The Cowardice Of The Keyboard Warrior – TheLiberal.ie – Our News, Your Views

The Cowardice Of The Keyboard Warrior




Computer_keyboard

A favourite radio commentator of mine, Phillip Adams, has been diagnosed with cancer. As a youth an unrepentant lefty, and former member of the Australian Communist Party, Phillip Adams later became a leading film director and producer, a successful grazier and a beloved friend of those millions of Australians, especially in rural areas, who grew to love his witty and intellectual evening shows on Australia’s Radio National. Indeed, Phillip has mellowed so much, in the last fifty years, that leading lights of the political right and Catholic Church have hastened to come forward to say their prayers for a man who, they all well knew, to be an avowed atheist. I can hear my friends, in Ireland, already saying Only in Australia. With some justification, I might add!!

Phillip Adams once famously quipped that graffiti was the intellectual equivalent of dogs pi$$ing on trees, in as much as it is anonymous, ugly, achieves nothing and is largely negative and degrading. A furious conversation ensued in which a well known artist defended street art, but conceded that taggers are a pain in the butt, the obligatory historian explained the origins of street art and graffiti and tagging and Phillip maintained his position that people who hide behind anonymity and do no constructive good should be looked down upon. To me it was a stimulating, entertaining and enlightening conversation, and when I heard the news of his serious illness, I remembering saying a quiet prayer, and hoping he pulls through. Because he taught me something, that evening, which I absorbed, benefited from and still helps me navigate through the minefield of the global internet each day: openness and honesty.

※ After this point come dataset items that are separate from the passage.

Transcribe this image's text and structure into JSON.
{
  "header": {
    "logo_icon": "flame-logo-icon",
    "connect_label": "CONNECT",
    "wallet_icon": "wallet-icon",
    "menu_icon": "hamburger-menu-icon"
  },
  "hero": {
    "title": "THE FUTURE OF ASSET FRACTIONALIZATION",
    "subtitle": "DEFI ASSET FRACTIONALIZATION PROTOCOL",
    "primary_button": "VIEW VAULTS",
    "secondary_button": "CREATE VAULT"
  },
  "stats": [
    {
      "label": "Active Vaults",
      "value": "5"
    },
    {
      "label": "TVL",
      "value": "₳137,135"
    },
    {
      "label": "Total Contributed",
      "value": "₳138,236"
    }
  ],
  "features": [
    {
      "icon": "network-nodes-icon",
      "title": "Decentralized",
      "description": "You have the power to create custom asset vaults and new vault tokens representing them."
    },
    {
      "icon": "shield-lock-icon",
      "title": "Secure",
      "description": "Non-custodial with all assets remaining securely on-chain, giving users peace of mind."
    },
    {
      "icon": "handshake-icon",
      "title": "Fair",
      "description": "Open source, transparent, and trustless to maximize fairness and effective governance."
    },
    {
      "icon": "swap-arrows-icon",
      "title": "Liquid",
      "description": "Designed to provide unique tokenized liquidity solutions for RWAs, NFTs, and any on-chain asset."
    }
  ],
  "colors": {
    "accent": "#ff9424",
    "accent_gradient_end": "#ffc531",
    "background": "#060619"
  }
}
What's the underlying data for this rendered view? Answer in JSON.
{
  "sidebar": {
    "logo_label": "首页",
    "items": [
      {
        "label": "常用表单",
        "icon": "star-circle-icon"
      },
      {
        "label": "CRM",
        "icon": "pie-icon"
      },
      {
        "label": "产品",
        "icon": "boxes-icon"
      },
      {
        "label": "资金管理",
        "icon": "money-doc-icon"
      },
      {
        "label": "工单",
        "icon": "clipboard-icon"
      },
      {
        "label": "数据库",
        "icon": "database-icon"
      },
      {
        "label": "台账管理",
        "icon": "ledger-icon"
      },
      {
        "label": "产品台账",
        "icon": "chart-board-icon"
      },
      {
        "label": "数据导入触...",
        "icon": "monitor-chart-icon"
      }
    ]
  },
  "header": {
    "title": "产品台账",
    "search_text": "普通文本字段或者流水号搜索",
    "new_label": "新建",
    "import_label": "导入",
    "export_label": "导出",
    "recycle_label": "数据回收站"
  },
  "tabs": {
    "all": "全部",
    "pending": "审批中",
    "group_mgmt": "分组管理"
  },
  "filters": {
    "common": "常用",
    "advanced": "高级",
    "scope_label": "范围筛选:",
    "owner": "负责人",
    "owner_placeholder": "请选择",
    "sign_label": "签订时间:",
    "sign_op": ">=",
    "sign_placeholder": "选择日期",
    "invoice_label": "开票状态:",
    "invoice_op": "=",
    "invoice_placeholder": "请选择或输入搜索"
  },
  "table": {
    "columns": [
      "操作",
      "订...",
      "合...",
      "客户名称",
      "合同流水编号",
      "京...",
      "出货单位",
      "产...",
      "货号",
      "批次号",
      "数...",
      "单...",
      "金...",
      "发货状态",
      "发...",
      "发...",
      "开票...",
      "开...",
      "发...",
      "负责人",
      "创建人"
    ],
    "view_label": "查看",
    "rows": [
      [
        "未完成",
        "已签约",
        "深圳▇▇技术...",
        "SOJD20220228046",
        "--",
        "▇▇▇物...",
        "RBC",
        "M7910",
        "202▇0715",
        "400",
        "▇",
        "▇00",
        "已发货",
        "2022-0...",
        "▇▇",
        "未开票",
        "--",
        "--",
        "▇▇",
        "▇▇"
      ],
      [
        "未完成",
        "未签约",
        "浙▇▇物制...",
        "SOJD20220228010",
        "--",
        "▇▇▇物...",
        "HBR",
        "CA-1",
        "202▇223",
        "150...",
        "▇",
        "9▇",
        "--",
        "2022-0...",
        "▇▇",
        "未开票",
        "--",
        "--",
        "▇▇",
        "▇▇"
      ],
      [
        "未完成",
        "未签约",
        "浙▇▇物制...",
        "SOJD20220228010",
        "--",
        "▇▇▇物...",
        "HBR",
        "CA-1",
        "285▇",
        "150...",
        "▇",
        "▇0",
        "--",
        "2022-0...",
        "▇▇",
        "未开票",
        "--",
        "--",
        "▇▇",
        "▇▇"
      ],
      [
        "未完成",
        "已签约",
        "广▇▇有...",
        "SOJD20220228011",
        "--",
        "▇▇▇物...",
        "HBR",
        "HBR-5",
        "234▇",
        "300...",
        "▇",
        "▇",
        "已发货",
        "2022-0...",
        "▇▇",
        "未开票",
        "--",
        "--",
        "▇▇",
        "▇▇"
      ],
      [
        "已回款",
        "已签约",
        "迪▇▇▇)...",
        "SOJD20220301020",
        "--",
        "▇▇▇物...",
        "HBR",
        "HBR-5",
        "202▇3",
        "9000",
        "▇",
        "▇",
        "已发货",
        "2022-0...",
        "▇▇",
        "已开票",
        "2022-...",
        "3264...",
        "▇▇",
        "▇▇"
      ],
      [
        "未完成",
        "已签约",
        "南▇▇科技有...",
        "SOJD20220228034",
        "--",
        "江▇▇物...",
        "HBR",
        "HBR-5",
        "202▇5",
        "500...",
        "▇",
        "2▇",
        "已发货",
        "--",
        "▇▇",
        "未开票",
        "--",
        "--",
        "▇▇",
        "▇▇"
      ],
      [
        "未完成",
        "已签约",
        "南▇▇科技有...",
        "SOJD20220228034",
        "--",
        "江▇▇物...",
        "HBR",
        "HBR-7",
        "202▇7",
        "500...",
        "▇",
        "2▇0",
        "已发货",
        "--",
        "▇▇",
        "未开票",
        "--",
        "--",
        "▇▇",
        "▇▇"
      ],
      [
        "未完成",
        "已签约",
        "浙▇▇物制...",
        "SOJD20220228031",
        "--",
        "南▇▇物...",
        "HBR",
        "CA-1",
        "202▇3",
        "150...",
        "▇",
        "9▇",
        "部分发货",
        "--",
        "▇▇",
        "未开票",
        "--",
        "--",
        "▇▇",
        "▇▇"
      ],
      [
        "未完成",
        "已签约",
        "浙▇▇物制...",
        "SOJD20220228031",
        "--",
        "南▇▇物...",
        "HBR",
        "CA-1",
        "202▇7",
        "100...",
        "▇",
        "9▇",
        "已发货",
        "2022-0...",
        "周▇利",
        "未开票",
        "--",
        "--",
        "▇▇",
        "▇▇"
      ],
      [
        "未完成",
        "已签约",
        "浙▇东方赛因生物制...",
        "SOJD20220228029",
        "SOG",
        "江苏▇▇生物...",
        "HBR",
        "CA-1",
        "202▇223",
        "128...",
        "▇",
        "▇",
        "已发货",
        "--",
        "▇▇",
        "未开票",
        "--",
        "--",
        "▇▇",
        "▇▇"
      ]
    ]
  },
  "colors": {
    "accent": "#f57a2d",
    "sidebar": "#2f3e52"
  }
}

What is it with the ever widening number of cowards who post anonymously these days? I know they are not the sort of people who know about the Watergate scandal… in fact, more often than not they mostly think Watergate is a new Butlands franchise out on the west coast. They would not join the Re-Occupy movement, because that would involve showing their faces. They are obviously not undergoing the degrading and horrifying terrors of the Syrian civil war… as least in Aleppo you are well within your rights to complain anonymously! They chase you down and shoot you there! These brave reformers are on the internet… because as soon a woman calls from Aleppo, an anonymous person will tell why the person in Syria is wrong. Really? Who are you? What is it with hidden keyboards, anonymous entries, incomprehensible handles and the constant misery and complaint that comes with such people? I mean, does anyone seriously think that Mr A. Bourke, of 1 Phoenix Street, Dublin Central is anything other than a berk who believes burnt birds can come back to life, and is so insecure his own name has best not attached? Oh, and if there IS an Anthony Burke, of Pheonix Street, Dublin, I do humbly apologise. Please do not sue me, I am not worth it!

The Irish, as the Australians, have a proud history of getting together, when necessary, and voicing their opinions. Dan O’Connell is on record as addressing crowds of over half a million outside of Dublin. Michael Collin’s fame as an orator is legendary regardless, or, despite your opinion of his politics. And so on… great men and women, who, in their own way, encouraged the average person to go away from their daily routine to show their faces in support of those they followed.

There is, of course, something you can do. Now, this very minute, get on the internet, friends, and do a test. Find out if you actually know who you are twittering with, who it actually is that new friendship request came from, who that person on your Facebook actually is and so forth. Then erase all the anonymous ones. Oh, and when you read your articles or messages, ignore anonymous… not worth bothering with. And for all the nasty, snide, sniping and always anonymous critics out there, grow a backbone and speak your mind openly. Not like angry little hamsters caught on the wheel.

Thank you again for bearing with me, yours Marcus MacPherson.